移動を続けながら感覚の鮮度を研ぎ澄ます
ファッションを軸にした自由でブレない生き方

高橋恵理さん(28)
 職業:編集者
出身地:函館
現住所:東京
 函館→ミラノ→東京

 
 
多くの女性が憧れるファッションの世界。遺愛高校からイタリア・ミラノのファッションスクールへと進み、現在は雑誌編集者として活躍する高橋恵里さんは、そんな女性たちの憧れを実現したひとりです。函館で撮影された映画『海炭市叙景』でのアシスタントを機に、東京でスタイリストの仕事に従事。その後、雑誌編集者として、様々なファッション誌やブランドカタログを手がけてきました。今は海外移住を考えているという高橋さんに、函館の思い出と今後の展望を語っていただきました。


取材・文章:阿部 光平、撮影:馬場 雄介、イラスト:阿部 麻美 公開日:2015年6月16日

 
 

 
 
 
 
 

ファッションを学びにミラノへ

 
━━高校卒業の後は、進路などで悩みましたか?
高橋:特に悩みませんでしたね。ミラノに行くという気持ちが固まっていたので。

━━イタリアですか。高校で勉強してきた英語の言語圏ではないですが、どんな目的があったのでしょう?
高橋:そもそも私がいたのは英語科だったので、留学する人が多かったんです。お互いが話して「じゃあ私も行こう!」みたいな感じではなく、「どうする?」「私はオーストラリア行くよ!」みたいな。
私はファッションを学びたかったんです。最初はロンドンとかニューヨークとかパリとか、いろんなファッション都市を考えていたんですけど、ロンドンは日本人が多いし、ニューヨークは危ないからダメだと親に言われ、パリもピンとこなくって。住みたいと思ったのが、ミラノだったんです。

━━では、高校を卒業してすぐミラノへ向かったんですか?
高橋:それが、親的にはやっぱり心配だったみたいで。行ったはいいけど「やっぱり嫌だった」とかで戻ってくるのは困りますって感じで。1年間、真剣に考えろって言われたんです。それでもどうしても行きたかったら、行ってもいいよと。なので、とりあえずイタリア語を勉強するために1年間東京の語学学校に通いました。

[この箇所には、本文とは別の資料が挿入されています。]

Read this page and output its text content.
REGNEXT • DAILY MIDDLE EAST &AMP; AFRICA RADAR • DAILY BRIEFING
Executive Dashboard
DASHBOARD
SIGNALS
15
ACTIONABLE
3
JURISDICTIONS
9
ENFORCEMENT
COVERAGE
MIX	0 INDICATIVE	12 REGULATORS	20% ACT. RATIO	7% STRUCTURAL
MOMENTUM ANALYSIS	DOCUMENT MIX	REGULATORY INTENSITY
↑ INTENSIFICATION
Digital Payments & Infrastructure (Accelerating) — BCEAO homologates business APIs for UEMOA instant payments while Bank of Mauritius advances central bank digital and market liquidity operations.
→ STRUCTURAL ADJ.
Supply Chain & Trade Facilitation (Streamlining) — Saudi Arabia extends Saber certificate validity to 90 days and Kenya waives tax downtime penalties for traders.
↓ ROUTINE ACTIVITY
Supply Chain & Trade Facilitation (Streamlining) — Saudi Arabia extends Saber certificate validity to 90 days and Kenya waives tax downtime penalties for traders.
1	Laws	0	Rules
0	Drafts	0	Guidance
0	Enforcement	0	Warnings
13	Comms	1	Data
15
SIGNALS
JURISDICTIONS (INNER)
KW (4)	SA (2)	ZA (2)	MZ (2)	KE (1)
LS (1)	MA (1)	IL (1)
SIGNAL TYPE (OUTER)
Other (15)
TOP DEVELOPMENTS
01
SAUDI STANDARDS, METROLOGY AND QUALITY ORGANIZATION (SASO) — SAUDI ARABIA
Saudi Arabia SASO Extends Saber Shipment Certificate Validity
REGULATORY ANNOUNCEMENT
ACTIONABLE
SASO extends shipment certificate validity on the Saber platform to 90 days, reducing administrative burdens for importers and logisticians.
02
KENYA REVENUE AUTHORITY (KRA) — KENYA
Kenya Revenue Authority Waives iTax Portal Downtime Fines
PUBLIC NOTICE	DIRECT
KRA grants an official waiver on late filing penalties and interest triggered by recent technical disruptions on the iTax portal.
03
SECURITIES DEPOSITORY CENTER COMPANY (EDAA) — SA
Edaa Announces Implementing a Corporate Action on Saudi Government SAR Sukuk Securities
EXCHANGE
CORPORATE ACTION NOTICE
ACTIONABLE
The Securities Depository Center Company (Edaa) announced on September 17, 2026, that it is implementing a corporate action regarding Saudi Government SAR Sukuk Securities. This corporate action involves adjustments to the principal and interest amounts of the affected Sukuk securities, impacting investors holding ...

━━確かに18歳の娘をイタリアに出すのは心配でしょうね。東京に来たいという気持ちではなく、イタリア語を勉強できる環境が近くになかったから仕方がなく東京に来たという感じですか?
高橋:そうですね。できれば東京には来たくありませんでした。あまり好きになれなさそうな気がしたので。

━━それはどういった点で好きになれないと感じたのでしょう? 来る前は、東京にどんなイメージを抱いてましたか?
高橋:騒がしいって感じですね。あとは、みんなストレスを抱えて生きているってイメージがありました。東京に住んだら、それがうつっちゃいそうだなぁと思ってて。

━━実際に、来てみて感じた東京も同じような印象でしたか?
高橋:最初は良かったですね。好きな服を買いに行くのに、何時間も汽車に乗らなくて済むし(笑)。でも、あまり印象に残っていないということは、それほど楽しくなかったのかも。とにかく、早くイタリアに行きたいと思ってました。

━━その想いは果たされたのでしょうか?
高橋:そうですね。1年後には、ミラノのファションスクールに通うことになりました。最初は現地の語学学校に通って、その後、DOLCE & GABBANA(※1)のデザイナーが卒業した学校のスタイリングコースに入りました。

━━入学試験は大変でしたか?
高橋:試験はなくて、お金を払えば誰でも入れるというシステムでした。ただ、もちろん授業は全部イタリア語で、ついていけないと1年ごとに落第者が出るという環境です。

━━入学は簡単だけど、卒業するのが難しいというシステムですね。
高橋:実際、入った時には日本人も数人いたんですけど、3年後、卒業する時には私を含めて2人しか残っていませんでした。

━━スタイリストになるための学校というのは、具体的にそのような勉強をするのでしょうか?
高橋:向こうでいうスタイリストというのは、ファッションエディターと同じような感じで、雑誌をディレクションする授業がメインでした。なので、グラフィックデザインやカメラの勉強もしましたね。自分たちでモデルを探して、スタイリング・撮影して、1冊の雑誌を作るようなカリキュラムでした。

━━日本でいうスタイリストは、衣装屋さんから服を借りてきて、スタイリングをするというイメージですが、それとは少し違う感じですね。
高橋:そうですね。ファッション雑誌寄りの勉強でした。

━━なるほど。学校以外で、ミラノの3年間はいかがでしたか?
高橋:けっこう遊んでましたね(笑)。向こうでも、遊び方は日本とあまり変わらなくて、公園で飲んだり、クラブに行ったりとか、家でパーティしたりとかしてました。